In a recent cost analysis, we found that even with the investment tax credit removed, LFP-based systems with a 4-hour duration remain competitive with gas peakers in certain markets. This trend is not coincidental; it is the outcome of scale, innovation, and intense global competition driving down costs.
### National resilience necessitates storage
Beyond economic and policy considerations, storage is increasingly recognized as a national security asset. Our grid faces numerous risks, including wildfires, hurricanes, and cyberattacks. Energy storage is being integrated into resilience hubs, emergency response infrastructures, and even Department of Defense installations. When we design projects today, we often consider not just the return on investment but also the “value of resilience.”

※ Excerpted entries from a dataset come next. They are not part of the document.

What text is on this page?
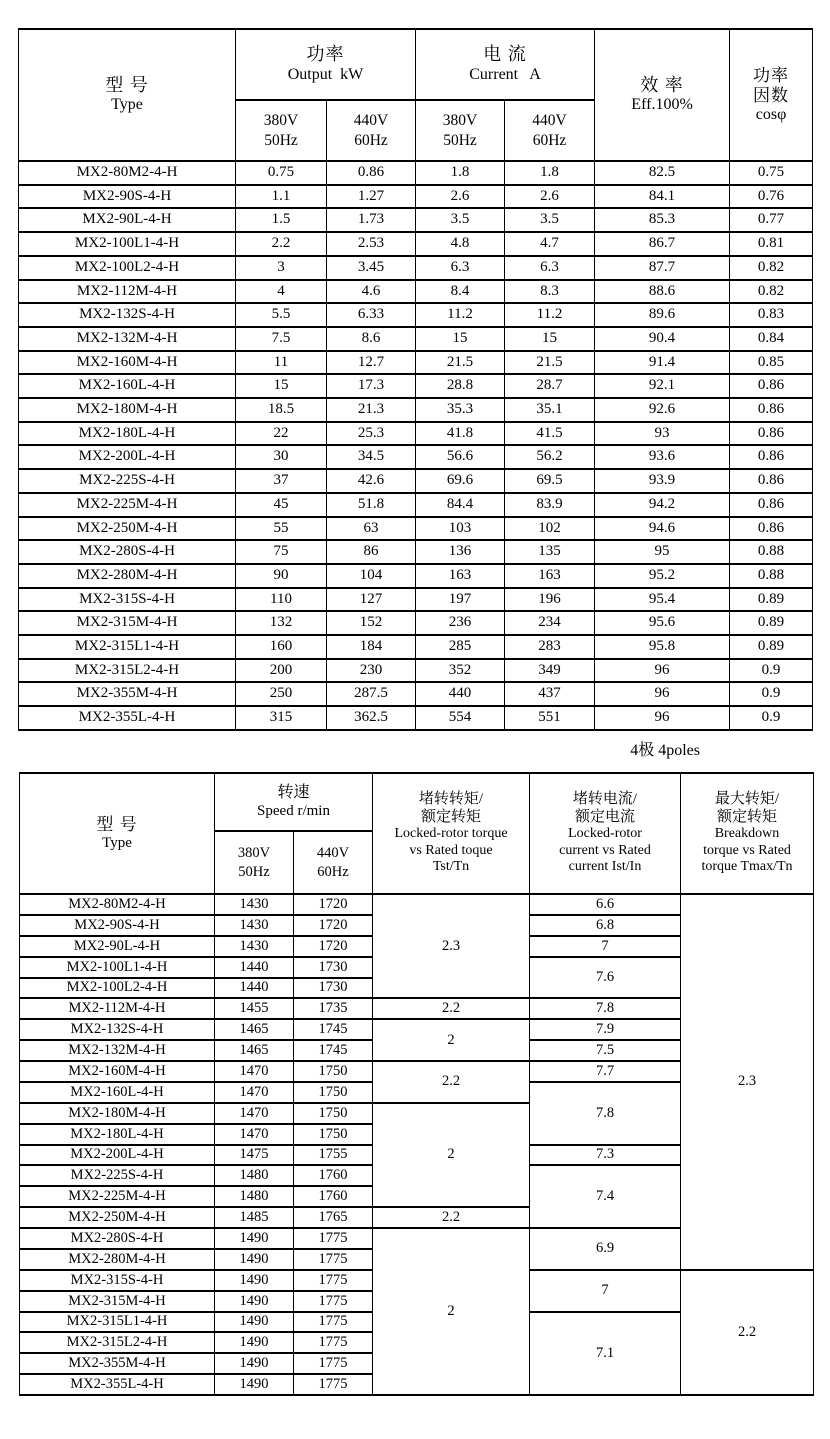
型 号
Type

功率
Output  kW

电 流
Current   A

效 率
Eff.100%

功率
因数
cosφ

380V
50Hz

440V
60Hz

380V
50Hz

440V
60Hz

MX2-80M2-4-H	0.75	0.86	1.8	1.8	82.5	0.75
MX2-90S-4-H	1.1	1.27	2.6	2.6	84.1	0.76
MX2-90L-4-H	1.5	1.73	3.5	3.5	85.3	0.77
MX2-100L1-4-H	2.2	2.53	4.8	4.7	86.7	0.81
MX2-100L2-4-H	3	3.45	6.3	6.3	87.7	0.82
MX2-112M-4-H	4	4.6	8.4	8.3	88.6	0.82
MX2-132S-4-H	5.5	6.33	11.2	11.2	89.6	0.83
MX2-132M-4-H	7.5	8.6	15	15	90.4	0.84
MX2-160M-4-H	11	12.7	21.5	21.5	91.4	0.85
MX2-160L-4-H	15	17.3	28.8	28.7	92.1	0.86
MX2-180M-4-H	18.5	21.3	35.3	35.1	92.6	0.86
MX2-180L-4-H	22	25.3	41.8	41.5	93	0.86
MX2-200L-4-H	30	34.5	56.6	56.2	93.6	0.86
MX2-225S-4-H	37	42.6	69.6	69.5	93.9	0.86
MX2-225M-4-H	45	51.8	84.4	83.9	94.2	0.86
MX2-250M-4-H	55	63	103	102	94.6	0.86
MX2-280S-4-H	75	86	136	135	95	0.88
MX2-280M-4-H	90	104	163	163	95.2	0.88
MX2-315S-4-H	110	127	197	196	95.4	0.89
MX2-315M-4-H	132	152	236	234	95.6	0.89
MX2-315L1-4-H	160	184	285	283	95.8	0.89
MX2-315L2-4-H	200	230	352	349	96	0.9
MX2-355M-4-H	250	287.5	440	437	96	0.9
MX2-355L-4-H	315	362.5	554	551	96	0.9
4极 4poles
型 号
Type

转速
Speed r/min

堵转转矩/
额定转矩
Locked-rotor torque
vs Rated toque
Tst/Tn

堵转电流/
额定电流
Locked-rotor
current vs Rated
current Ist/In

最大转矩/
额定转矩
Breakdown
torque vs Rated
torque Tmax/Tn

380V
50Hz

440V
60Hz

MX2-80M2-4-H	1430	1720	2.3	6.6	2.3
MX2-90S-4-H	1430	1720		6.8	
MX2-90L-4-H	1430	1720		7	
MX2-100L1-4-H	1440	1730		7.6	
MX2-100L2-4-H	1440	1730			
MX2-112M-4-H	1455	1735	2.2	7.8	
MX2-132S-4-H	1465	1745	2	7.9	
MX2-132M-4-H	1465	1745		7.5	
MX2-160M-4-H	1470	1750	2.2	7.7	
MX2-160L-4-H	1470	1750		7.8	
MX2-180M-4-H	1470	1750	2		
MX2-180L-4-H	1470	1750			
MX2-200L-4-H	1475	1755		7.3	
MX2-225S-4-H	1480	1760		7.4	
MX2-225M-4-H	1480	1760			
MX2-250M-4-H	1485	1765	2.2		
MX2-280S-4-H	1490	1775	2	6.9	
MX2-280M-4-H	1490	1775			
MX2-315S-4-H	1490	1775		7	2.2
MX2-315M-4-H	1490	1775			
MX2-315L1-4-H	1490	1775		7.1	
MX2-315L2-4-H	1490	1775			
MX2-355M-4-H	1490	1775			
MX2-355L-4-H	1490	1775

I recall a stakeholder meeting with a coastal California municipality where we discussed microgrid designs capable of isolating a fire station and a school. Their funding stemmed from the Federal Emergency Management Agency, not the IRA. Their primary motivation? Ensuring community safety.

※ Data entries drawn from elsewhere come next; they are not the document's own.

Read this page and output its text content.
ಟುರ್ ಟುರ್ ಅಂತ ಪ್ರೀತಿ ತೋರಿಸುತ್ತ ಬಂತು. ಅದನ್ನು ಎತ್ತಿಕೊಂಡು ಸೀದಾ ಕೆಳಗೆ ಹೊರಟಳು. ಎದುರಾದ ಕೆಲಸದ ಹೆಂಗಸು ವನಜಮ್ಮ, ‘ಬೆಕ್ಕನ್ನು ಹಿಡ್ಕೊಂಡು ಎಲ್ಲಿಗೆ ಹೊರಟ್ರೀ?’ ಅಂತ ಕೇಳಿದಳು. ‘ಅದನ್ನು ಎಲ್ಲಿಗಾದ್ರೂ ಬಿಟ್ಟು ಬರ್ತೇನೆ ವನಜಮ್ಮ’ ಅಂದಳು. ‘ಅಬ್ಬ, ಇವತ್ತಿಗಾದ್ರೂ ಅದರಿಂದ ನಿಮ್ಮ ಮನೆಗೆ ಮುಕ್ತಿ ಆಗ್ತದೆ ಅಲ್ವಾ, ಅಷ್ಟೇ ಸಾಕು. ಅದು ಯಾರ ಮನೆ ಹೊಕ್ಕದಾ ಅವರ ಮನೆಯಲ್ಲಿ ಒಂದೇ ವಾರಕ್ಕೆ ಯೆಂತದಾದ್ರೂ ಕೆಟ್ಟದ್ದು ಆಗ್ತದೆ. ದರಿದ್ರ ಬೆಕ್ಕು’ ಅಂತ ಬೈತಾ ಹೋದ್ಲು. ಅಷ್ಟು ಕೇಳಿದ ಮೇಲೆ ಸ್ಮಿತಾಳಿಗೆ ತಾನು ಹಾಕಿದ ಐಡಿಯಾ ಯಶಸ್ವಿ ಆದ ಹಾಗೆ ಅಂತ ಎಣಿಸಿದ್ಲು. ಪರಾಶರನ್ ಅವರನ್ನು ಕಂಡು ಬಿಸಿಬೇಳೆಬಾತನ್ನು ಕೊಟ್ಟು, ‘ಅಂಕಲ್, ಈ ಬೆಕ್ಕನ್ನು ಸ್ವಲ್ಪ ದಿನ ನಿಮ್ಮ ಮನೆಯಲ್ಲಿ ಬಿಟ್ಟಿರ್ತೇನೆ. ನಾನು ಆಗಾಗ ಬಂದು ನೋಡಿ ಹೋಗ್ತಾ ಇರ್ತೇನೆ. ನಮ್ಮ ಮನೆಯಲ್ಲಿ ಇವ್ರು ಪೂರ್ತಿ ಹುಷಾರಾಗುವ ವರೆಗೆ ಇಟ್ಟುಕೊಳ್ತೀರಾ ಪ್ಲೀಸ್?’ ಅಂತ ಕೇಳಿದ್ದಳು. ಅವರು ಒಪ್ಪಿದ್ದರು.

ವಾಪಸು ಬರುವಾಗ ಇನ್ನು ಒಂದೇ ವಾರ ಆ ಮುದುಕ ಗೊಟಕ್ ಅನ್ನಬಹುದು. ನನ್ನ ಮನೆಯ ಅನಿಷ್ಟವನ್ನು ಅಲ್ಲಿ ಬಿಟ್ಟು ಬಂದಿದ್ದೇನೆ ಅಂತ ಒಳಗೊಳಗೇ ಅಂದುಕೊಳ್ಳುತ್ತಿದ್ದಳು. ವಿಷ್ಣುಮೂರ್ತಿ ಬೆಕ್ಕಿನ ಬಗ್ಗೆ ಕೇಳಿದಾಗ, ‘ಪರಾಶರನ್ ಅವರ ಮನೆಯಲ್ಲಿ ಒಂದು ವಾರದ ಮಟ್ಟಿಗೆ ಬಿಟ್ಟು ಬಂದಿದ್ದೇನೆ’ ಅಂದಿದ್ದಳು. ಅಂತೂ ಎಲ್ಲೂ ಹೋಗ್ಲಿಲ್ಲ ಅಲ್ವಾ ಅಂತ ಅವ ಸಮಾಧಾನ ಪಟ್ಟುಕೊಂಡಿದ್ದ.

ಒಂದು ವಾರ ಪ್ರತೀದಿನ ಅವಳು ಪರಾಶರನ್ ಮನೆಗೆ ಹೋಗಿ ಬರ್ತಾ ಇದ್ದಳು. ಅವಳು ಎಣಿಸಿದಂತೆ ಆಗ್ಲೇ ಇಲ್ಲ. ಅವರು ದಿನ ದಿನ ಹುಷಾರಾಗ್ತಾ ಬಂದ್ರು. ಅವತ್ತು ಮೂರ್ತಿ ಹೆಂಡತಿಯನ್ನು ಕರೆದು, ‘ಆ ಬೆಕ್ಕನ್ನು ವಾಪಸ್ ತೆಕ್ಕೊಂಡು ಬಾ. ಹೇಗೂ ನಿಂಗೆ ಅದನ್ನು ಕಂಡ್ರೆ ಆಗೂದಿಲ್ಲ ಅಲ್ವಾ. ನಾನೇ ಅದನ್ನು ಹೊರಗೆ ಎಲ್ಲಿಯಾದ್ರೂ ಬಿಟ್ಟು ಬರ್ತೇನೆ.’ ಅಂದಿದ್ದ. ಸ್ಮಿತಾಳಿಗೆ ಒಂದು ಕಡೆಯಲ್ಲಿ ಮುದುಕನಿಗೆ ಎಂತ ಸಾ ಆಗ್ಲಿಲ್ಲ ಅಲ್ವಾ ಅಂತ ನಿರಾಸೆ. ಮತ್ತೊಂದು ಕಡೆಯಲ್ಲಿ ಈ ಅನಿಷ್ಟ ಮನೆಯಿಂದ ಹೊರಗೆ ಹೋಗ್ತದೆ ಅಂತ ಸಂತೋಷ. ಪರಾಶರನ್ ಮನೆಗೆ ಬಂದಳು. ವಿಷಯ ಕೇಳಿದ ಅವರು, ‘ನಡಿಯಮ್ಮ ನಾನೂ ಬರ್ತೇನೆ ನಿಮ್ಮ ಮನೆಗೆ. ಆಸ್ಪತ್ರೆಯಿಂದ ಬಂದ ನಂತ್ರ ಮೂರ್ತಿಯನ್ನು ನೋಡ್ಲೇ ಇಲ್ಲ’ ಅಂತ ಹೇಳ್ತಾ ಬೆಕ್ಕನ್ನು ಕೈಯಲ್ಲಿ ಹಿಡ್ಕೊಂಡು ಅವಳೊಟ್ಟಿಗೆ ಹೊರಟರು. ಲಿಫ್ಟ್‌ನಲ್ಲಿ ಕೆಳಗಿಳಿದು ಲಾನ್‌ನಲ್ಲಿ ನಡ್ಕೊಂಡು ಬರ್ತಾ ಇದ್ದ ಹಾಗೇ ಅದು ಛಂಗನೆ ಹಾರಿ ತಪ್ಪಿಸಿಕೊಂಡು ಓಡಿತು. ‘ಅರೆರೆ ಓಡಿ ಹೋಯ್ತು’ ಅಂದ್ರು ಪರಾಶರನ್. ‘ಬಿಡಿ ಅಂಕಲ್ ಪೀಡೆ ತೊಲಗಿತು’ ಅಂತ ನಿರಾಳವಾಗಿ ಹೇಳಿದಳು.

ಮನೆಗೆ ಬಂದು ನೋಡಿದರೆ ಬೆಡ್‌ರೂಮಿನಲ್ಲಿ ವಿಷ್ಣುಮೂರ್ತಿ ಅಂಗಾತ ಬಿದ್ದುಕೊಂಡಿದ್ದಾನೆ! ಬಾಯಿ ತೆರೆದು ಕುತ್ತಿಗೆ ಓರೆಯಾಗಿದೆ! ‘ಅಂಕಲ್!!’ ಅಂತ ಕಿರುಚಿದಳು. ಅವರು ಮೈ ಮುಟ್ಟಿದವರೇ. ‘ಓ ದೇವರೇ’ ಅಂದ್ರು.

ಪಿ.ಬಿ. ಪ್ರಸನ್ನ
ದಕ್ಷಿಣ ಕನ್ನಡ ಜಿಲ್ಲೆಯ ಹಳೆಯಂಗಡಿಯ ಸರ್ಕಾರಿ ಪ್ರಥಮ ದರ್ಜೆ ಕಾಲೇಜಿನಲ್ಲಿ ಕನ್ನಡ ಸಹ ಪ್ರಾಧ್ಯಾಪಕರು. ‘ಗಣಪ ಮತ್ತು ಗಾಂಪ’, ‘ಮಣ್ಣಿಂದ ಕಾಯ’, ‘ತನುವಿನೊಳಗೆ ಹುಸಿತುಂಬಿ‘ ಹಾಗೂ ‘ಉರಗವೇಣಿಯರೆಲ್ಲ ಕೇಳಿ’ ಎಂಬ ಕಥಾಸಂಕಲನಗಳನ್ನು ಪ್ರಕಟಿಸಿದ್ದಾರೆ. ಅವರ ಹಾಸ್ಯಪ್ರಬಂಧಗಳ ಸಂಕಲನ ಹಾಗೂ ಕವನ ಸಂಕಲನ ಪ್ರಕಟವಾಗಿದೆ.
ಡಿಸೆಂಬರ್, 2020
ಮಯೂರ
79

### What developers and policymakers must do now
If IRA support diminishes or vanishes, the energy storage industry must take proactive steps to sustain momentum:
– Advocate for stable state-level frameworks that ensure clarity on interconnection, permitting, and compensation for services such as frequency regulation and spinning reserve.
– Standardize permitting and fire code compliance (e.g., NFPA 855) to minimize project delays. I have witnessed projects delayed by more than six months due to ambiguous setback or horn-strobe requirements.
– Educate local stakeholders—beyond policymakers, including communities—about the safety and benefits of storage. Opposition often stems not from ideology but from fear of the unknown.
– Diversify technology portfolios to adapt to shifts in supply chains and duration requirements. Hybrid systems (solar + storage) are no longer one-size-fits-all.
To be clear, the IRA was a game-changer. It accelerated deal-making, mitigated financing risks, and opened new avenues. However, the value proposition of energy storage extends well beyond subsidies.
Having negotiated land leases, engineering contracts, and fire code variances, witnessed battery price reductions, and discussed safety with city officials, I can confidently assert that energy storage is here to stay. Whether or not the IRA continues, the future grid demands flexibility, speed, and stability—qualities that energy storage provides. It is not merely a policy trend; it is a fundamental component of America’s energy transition.